ESPN’s criteria is relatively solid: they equally weight the Approximate Value produced by each player, the peak performance of each contributing quarterback, and the team’s overall continuity at the position. And look, if you want to say “the Patriots have had the best quarterback play because their most notable quarterback has the most rings,” that’s fine, but just come out and say it. But don’t try to reverse engineer some justification. This rubric should put the Packers ahead of the Patriots, and ESPN’s reasoning as to why it doesn’t is specious at best.
For starters, this article hangs virtually the entirety of the Packers’ “Gory Years” between the Lombardi Era and the Wolf/Holmgren Renaissance on Jerry Tagge. “Despite its rich quarterback history, Green Bay isn’t first in the rankings because of its bad QB play in the 20 seasons between the Starr and Favre eras (1972-91),” it writes. “That run started with Tagge, the heir apparent to Starr. He had just three touchdowns and 17 interceptions in his career after getting drafted 11th overall in 1972.”

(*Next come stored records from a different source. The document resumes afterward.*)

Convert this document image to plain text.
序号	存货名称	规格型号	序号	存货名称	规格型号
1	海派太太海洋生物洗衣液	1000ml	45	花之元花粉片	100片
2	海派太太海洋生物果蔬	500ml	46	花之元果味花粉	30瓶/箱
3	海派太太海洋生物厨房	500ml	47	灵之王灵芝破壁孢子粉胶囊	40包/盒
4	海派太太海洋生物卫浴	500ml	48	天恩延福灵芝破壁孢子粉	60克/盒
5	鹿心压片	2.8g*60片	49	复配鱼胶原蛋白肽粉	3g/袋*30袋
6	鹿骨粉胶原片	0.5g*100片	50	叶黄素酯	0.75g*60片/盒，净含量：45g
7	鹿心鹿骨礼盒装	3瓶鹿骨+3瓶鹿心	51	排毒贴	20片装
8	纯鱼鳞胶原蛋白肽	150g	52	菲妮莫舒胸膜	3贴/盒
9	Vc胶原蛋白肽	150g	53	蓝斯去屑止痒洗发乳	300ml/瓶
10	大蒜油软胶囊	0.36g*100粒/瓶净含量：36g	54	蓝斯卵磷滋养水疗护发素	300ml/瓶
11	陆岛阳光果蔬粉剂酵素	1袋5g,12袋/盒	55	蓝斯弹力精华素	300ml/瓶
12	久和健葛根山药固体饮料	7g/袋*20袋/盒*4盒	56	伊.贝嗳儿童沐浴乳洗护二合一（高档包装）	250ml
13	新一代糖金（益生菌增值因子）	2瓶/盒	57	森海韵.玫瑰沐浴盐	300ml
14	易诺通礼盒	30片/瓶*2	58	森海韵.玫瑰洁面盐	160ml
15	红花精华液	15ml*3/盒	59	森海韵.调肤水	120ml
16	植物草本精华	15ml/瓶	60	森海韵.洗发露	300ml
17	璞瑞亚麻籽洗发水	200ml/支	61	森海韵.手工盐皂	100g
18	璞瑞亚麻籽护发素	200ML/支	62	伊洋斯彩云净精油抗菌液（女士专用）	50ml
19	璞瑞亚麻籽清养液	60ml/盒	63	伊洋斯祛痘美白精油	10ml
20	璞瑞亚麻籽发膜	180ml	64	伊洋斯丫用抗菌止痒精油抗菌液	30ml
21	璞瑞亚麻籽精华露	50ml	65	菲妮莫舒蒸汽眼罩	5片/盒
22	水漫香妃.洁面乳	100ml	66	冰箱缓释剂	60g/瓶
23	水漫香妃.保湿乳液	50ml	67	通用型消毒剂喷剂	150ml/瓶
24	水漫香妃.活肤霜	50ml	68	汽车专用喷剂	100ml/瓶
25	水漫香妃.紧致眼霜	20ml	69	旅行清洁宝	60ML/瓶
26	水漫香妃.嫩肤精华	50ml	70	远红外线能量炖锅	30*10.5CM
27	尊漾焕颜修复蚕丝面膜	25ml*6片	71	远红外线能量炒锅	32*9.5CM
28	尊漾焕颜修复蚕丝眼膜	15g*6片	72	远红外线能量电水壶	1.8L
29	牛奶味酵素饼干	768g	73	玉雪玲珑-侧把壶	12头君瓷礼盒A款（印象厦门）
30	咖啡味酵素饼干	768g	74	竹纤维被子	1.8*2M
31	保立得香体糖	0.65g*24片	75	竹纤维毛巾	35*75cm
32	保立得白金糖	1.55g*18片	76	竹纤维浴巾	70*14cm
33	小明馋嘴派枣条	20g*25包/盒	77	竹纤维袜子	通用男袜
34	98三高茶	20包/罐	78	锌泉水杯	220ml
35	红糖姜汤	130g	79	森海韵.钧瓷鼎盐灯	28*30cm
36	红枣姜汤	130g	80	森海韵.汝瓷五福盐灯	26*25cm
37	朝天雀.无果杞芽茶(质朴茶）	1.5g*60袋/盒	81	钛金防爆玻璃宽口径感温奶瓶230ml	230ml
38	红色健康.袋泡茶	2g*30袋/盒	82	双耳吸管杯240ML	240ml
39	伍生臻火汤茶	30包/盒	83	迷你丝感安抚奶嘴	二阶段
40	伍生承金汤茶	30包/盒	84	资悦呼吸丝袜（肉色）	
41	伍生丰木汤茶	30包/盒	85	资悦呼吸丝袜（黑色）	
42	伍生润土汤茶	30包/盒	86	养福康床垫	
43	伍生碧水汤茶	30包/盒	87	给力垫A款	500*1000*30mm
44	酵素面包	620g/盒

Yes, Tagge was bad. But it’s patently false to paint the entire time between Starr and Favre with the broad brush of “bad quarterback play.” Just for two quick examples, both Lynn Dickey and Don Majkowski led the NFL in passing yards in the 1980s, and Dickey’s peak was at least as good as Steve Grogan’s, the Patriots’ best QB prior to Drew Bledsoe.
Moreover, Tagge’s flameout pales in comparison to that of Jim Plunkett’s. Though he won Rookie of the Year in 1971 after being taken first overall in the draft, he lasted just five seasons with the Patriots and never threw more touchdowns than interceptions in a season after his rookie year. He did go on to win two Super Bowls, but that was with the Raiders, long after the Patriots had given up on him.
ESPN also argues that New England’s quarterback continuity is better than Green Bay’s. If you’ve spent any time on particular corners of the football internet, you know the Packers are consistently criticized for winning “only” two Super Bowls since 1992 despite consistently having good to great quarterback play. If nearly three decades of that doesn’t label you as “consistent,” I don’t know what would. Just having Drew Bledsoe start a bunch of games in the ‘90s shouldn’t count, either. His most notable career accomplishments are losing a Super Bowl because he was too much of a statue to escape the Packers’ pass rush and almost dying so Tom Brady could start.
But at a much more basic level, it simply isn’t true that the Patriots have had more consistency at quarterback than the Packers. 25 different players have started at quarterback for the Packers in the Super Bowl era. The Patriots have started 26.
In summary, the article is bad and ESPN should feel bad.